Our youngest daughter, Talitha, turned 21 on Valentine’s Day.  In the midst of my  pondering the mystery and miracle of our 3 children now being young adults, I attended Sunday worship in a church on the Grand Rapids District.  As the children’s choir came forward to sing, I experienced a flashback to when our children were small, and their first question every Sunday morning was, “Are we going to Mommy’s church or Daddy’s church today?  The images are seared in my mind: Sarah constantly escaping from the nursery, Garth prone to lying on the pew or the floor, Talitha reading a book or chatting with her friends, and Gary and I knowing that while we were leading worship, many of our parishioners were watching and loving our children.

During the children’s time in worship on February 11, the pastor asked the question, “Who is the most important person you know?”  These were smart kids.  They know you can never go wrong in church when you answer a question with the word, “Jesus.”  Some kids said, “Jesus.”  Others said, “God,” or “my parents”.  But the pastor was after another word, “me.”  He said, “To God, you are the most important person in the world.”

Certainly, there are no people more important in our world than our children.  I heard a report on National Public Radio last week that UNICEF has done a study on the health and welfare of children in the 21 most industrialized nations on the world.  To my surprise, Britain ranked 20th and the United States was last in promoting the safety and happiness of its children.  The report cited our lack of support systems for children and the widespread behavioral risks to which our children and youth are susceptible.

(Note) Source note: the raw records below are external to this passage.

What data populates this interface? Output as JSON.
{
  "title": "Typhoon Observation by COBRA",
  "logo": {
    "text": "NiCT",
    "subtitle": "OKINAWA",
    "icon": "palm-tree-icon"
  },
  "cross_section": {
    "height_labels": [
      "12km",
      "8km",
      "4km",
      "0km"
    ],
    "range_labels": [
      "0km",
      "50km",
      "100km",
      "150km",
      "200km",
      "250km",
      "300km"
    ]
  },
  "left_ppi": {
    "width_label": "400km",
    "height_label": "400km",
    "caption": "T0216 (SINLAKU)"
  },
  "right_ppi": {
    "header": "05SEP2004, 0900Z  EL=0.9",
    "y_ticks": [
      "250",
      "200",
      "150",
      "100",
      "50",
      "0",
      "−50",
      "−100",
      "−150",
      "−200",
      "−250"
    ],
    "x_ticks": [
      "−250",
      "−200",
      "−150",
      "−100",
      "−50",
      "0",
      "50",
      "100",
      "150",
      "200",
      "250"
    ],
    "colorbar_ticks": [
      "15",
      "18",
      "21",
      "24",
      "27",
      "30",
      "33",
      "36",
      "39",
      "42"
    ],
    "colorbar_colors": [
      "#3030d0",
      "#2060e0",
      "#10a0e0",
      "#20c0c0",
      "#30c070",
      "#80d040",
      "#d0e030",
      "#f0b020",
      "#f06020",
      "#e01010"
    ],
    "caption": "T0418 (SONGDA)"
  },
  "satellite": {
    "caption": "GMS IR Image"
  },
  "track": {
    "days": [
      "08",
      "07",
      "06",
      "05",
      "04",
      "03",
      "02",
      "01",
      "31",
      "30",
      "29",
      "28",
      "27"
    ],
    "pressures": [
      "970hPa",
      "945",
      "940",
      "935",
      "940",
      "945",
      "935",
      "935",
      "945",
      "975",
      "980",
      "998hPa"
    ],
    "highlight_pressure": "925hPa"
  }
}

About the same time, I read an article from the United Methodist News Service that three of our United Methodist bishops are asking President Bush and the U.S. Congress to place the needs of children and the poor at the heart of the budget debate.  “The debate among elected leaders over the federal budget is at its core a debate over how the nation’s abundance is shared,” the bishops say in a Feb. 15 letter to the president and members of Congress.  “We are alarmed by recent trends in the federal budget that have squeezed investments in education, child care, food nutrition programs and other anti-poverty measures to accommodate dramatic tax cuts for the wealthiest citizens in the United States and to fuel military conflicts abroad.  These policies turn the teachings of Christ on their head.”  The letter was signed by Bishops Janice Riggle Huie, president of the Council of Bishops, Gregory Vaughn Palmer, the Council’s president-designate, and Beverly Shamana, president of the United Methodist Board of Church and Society.

I am proud that the Council of Bishops has made the well-being of children a priority for years.  The letter also stated, “We will not remain silent as the most vulnerable populations in the United States and around the world are sacrificed at the altars of greed and war.”

One of the greatest gifts the church can offer to our nation and world is providing a safe place for children to become who God created them to be.  How is your church caring for its children?  And if you tell me that you don’t have any children in your church, I will ask, “Why not?  There are hundreds of children all around you.”  

  • What plan do you have to invite children into the family of your church?
  • Do you have a Sunday school for children?  Are you telling them about Jesus and teaching them the stories of the Bible?
  • How much money do you have in your budget for children’s ministries? 
  • Do you have a child protection policy to ensure the safety of your children and youth?  Every church needs such guidelines, no matter how large or small.  If you don’t have one, email me, and I would be glad to send you a sample policy.
  • Do you have regular confirmation classes?  Teaching youth is not one of my strengths, yet I have taught confirmation class throughout my entire ministry because I believe it is one of the most important roles of a pastor. 
  • Do you know the names of all the children and youth in your church and interact with them on a regular basis?  Remember, you are pastor not only to the adults but to everyone. 
  • Do you include children and youth in worship?  Do teenagers serve on committees?  Do you have Bible studies for youth?
  • Do you pray regularly for the children?
  • When was the last time a youth from your church felt called into ministry?
  • How are you reaching out to the children in your community?  When was the last time you held vacation Bible School?

My children are now grown and are making their own decisions.  However, I believe that the people in our churches who have loved and nurtured them have made a lasting influence in their lives, which will mold them for years to come.  Deep in their hearts, my children know that they are beloved.  They will not forget.  Would that we could say the same thing about every other child in our communities.  How is your church caring for the children?